La chica al ver a Harry se lanzó a abrazarlo, y Ron hizo lo propio.

—¿Qué tal estás, amigo? —. Le preguntó Harry en voz baja.

—Mejor que tú. Ese pelo cada vez está más rebelde.

El comentario provocó las risas de todos, y poco a poco, comenzó a respirarse un clima más festivo y alegre, que era lo que todos necesitaban.

—Podríamos decorar todo esto, ¿no, señora Weasley? —. Sugirió Hermione alegremente.

—¡Querida, no me llames así! Para ti soy Molly.

—Está bien —. La chica se sonrojó un poco.

Mientras Ginny colgaba murciélagos y fantasmas en las paredes, y Hermione decoraba la entrada de la casa con unas calabazas que iba fabricando con mucho esmero, George colocaba serpentina y algún artículo de broma para hacer rabiar a su madre. Ron y Harry, por el contrario, se sentaron al agradable calor de la chimenea, lo que provocó una reprimenda de la señora Weasley.

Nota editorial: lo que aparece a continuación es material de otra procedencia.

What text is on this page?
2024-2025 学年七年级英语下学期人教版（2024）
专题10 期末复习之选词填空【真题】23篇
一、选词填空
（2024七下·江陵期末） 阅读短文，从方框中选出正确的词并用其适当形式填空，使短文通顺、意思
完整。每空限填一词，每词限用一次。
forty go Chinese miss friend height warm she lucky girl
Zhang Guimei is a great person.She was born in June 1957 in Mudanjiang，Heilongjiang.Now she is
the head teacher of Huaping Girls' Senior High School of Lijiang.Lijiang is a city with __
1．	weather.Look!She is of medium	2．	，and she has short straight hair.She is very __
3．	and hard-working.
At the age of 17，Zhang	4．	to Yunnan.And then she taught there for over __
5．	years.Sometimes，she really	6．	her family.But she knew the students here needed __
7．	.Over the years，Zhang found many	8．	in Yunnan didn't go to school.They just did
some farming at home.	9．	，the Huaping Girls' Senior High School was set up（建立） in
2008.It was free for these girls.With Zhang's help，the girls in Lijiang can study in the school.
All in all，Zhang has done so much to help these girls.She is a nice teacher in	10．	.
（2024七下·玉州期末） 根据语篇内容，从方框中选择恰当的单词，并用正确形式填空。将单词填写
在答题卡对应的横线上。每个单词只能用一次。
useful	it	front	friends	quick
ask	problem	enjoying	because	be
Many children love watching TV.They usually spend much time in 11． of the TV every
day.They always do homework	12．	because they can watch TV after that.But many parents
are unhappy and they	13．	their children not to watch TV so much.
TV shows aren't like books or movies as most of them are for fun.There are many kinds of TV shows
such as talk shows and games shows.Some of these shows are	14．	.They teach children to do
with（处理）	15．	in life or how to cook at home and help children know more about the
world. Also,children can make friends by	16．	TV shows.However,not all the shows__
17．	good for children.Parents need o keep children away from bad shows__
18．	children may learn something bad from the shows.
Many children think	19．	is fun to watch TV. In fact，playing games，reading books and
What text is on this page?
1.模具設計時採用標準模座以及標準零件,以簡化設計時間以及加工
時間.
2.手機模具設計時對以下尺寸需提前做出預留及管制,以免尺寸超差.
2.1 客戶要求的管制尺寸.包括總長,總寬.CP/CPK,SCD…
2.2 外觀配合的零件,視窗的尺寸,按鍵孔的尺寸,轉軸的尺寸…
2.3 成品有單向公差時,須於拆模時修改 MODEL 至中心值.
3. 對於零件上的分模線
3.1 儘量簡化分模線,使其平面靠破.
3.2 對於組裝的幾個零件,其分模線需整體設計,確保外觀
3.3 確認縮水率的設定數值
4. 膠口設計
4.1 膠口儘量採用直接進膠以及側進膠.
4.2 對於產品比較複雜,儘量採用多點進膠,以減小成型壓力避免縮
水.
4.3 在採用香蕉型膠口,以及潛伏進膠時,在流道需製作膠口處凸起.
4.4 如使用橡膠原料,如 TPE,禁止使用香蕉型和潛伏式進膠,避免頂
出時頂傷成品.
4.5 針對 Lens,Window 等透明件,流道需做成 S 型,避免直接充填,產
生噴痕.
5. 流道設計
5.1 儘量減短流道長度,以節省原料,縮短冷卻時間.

—¿Vais a permanecer ahí quietos todo el tiempo? —. Preguntó poniendo los brazos en jarras y mirándolos con semblante serio.

—Mamá, estamos descansando porque la fiesta que nos espera será larga—. Se limitó a decir Ron sin dejar de mirar el fuego, cuyas formas le resultaban hipnóticas.

—Anda, vamos a ayudar—. Harry se levantó de su silla.

—Jo tío, eres un calzonazos —. Susurró Ron para que su madre no lo oyera, pero en ese momento recibió una colleja que llevaba la firma de Molly Weasley.

Ron se sentía realmente feliz por poder compartir esos momentos con sus seres queridos; su ser se llenaba de eterna gratitud por tener a aquellas personas a su lado, y aunque su hermano Fred no estuviera físicamente con él, su espíritu permanecería a su lado mientras lo recordara. Eso lo sabía bien.

Cuando la cocina estuvo engalanada y se sentaron a la mesa en espera del señor Weasley, Ron suspiró y miró a su madre, cuyas mejillas habían adquirido un color rosado que invitaba a la felicidad, a ser positivo y a pensar que no había negro ni blanco, que existían los matices de gris. Agarró a Hermione de la mano y la apretó en señal de agradecimiento por su sola presencia; miró a Harry que estaba frente a él al lado de Ginny y sonrieron.

Llenaron sus copas y brindaron.

—Por Fred, que siempre estará con nosotros —. Dijo Ron solemnemente.

Y cuando el tintineo de las copas chocando resonó por la cocina, el viento ululó suavemente haciendo mover las contraventanas. Sin duda, Fred opinaba lo mismo.